Literatur Sunda menegaskan yang disebut dengan Kabuyutan sama dengan maandala yaitu tempat mencari atau mendidik keilmuan. Berdasarkan kepada penemuan masayarakat petilasan-petilasan karuhun mempunyai sumber kekuatan gaib.
Yang disebut petilasan itu adalah artefak, ekofak, situs makam karuhun yang mengandung subtasial, karena itu situs tidak bisa dipindahkan sebab ada tiga unsur terintegrasi yaitu : material, spiritual dan sakral. Beda dengan makam secara harfiah makam dapat dipindahkan dan diperbaiki dengan aturan agama dan adat setempat.

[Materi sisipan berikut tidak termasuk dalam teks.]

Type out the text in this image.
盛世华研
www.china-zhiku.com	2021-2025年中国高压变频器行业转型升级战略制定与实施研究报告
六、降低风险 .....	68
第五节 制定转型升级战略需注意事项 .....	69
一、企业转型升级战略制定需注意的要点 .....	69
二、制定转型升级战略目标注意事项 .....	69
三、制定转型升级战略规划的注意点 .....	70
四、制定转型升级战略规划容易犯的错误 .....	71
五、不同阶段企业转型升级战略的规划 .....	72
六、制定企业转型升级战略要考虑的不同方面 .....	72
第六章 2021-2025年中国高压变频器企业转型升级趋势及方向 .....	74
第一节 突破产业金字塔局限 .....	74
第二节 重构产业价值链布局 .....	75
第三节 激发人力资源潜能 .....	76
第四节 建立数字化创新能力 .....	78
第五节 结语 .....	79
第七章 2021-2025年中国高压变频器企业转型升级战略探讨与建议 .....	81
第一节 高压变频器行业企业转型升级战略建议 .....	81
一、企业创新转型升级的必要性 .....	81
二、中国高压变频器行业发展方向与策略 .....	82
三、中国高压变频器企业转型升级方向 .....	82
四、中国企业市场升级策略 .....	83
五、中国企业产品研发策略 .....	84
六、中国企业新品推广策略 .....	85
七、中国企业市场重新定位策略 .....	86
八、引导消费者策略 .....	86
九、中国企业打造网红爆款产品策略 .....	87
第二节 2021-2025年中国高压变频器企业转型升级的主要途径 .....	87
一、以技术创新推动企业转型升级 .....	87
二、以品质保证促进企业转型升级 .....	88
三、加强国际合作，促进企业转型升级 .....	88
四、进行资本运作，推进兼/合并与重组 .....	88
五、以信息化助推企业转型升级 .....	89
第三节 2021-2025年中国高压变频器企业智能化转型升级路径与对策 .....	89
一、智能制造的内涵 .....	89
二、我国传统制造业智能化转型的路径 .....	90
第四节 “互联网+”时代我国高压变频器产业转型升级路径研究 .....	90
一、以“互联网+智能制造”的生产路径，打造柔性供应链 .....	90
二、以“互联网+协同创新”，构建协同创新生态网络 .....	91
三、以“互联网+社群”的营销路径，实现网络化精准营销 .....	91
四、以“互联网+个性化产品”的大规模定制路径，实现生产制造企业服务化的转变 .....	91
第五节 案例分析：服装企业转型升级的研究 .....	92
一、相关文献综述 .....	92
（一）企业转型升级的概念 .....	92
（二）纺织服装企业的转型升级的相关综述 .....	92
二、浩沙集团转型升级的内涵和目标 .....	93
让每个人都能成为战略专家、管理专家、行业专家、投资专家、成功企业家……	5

Material artinya perkara-perkara yang nyata (faktual) terlihat wujudna. Spiritual artinya mengandung pancaran kejiwaan atau suasana kebatinan, sedangkeun yang disebut Sakral yaitu langgeng. Kaabadiannya menjadi dasar keyakinan, bahwa situs sejarah mesti dirawat supaya tidak dirusak oleh napsu manusa, yang sengaja baik secara perorangan maupun kelompok yang mempunyai itikad untuk memusnahkan petilasan-petilasan sejarah. Bercampur baurnya tiga tersebut unsur bersatu menjadi satu memancarken energi mistik alam semesta serta ada kaitannya dengan mahluk-mahluk gaib (astral) yang menjaga tempat-tempat keramat.
Tata diri keyakinan masyarakat kepada perkara-perkara gaib (supranatural) hidup, tumbuh dan padamnya, yang dilakukan dengan upacara-upacara (ritus) yang ditopang oleh syarat norma ajaran dengan berbakti, membaku agar berpijak dalam jalan kebenaran.
Hukum kebenaran itu terasa oleh rasa, terjangkau oleh pemikiran (logis), dan terasa oleh hati, nyata untuk orang-orang yang yakin, sebaliknya untuk orang-orang yang sangsi kepada perkara-perkara gaib, tentu hilang rasa membenarkannya dengan anggapan tahayul.
Mengenai hal-hal kejadian luar biasa (diluar nalar pemikiran manusa) dianggap keilmuan kasaktian, gambaran nyata tingkah laku karuhun yaitu dengan membangun keseimbangan antara rohani dan jasmani, juga benar-benar arif bijaksana, orientasi pemikiran spiritual sampai menciptakan kasalehan ritual dan kasalehan sosial.
Telaah Muclas dalam Al Qur’an menegaskan yang dsebut benar ada empat perkara yaitu, benar kata ilmu pengetahuan, benar dari pengalaman, benar kata / menurut panca indra, perkara tersebut bergantung kepada tajamnya rasa (sensitivitas) indra masing-masing.
Benar kata ilmu ilmiah berdasarkan kepada bukti-bukti nyata eksperimental terstruktur uji metodologi. Benar kata filsafat yaitu hasil dari proses dalamnya mendalami rasional, sistematika, universal, radikal, sifat subjektif dan benarnya wahyu yaitu ilmu dari Allah tergantung daripada keimanan (subjektif).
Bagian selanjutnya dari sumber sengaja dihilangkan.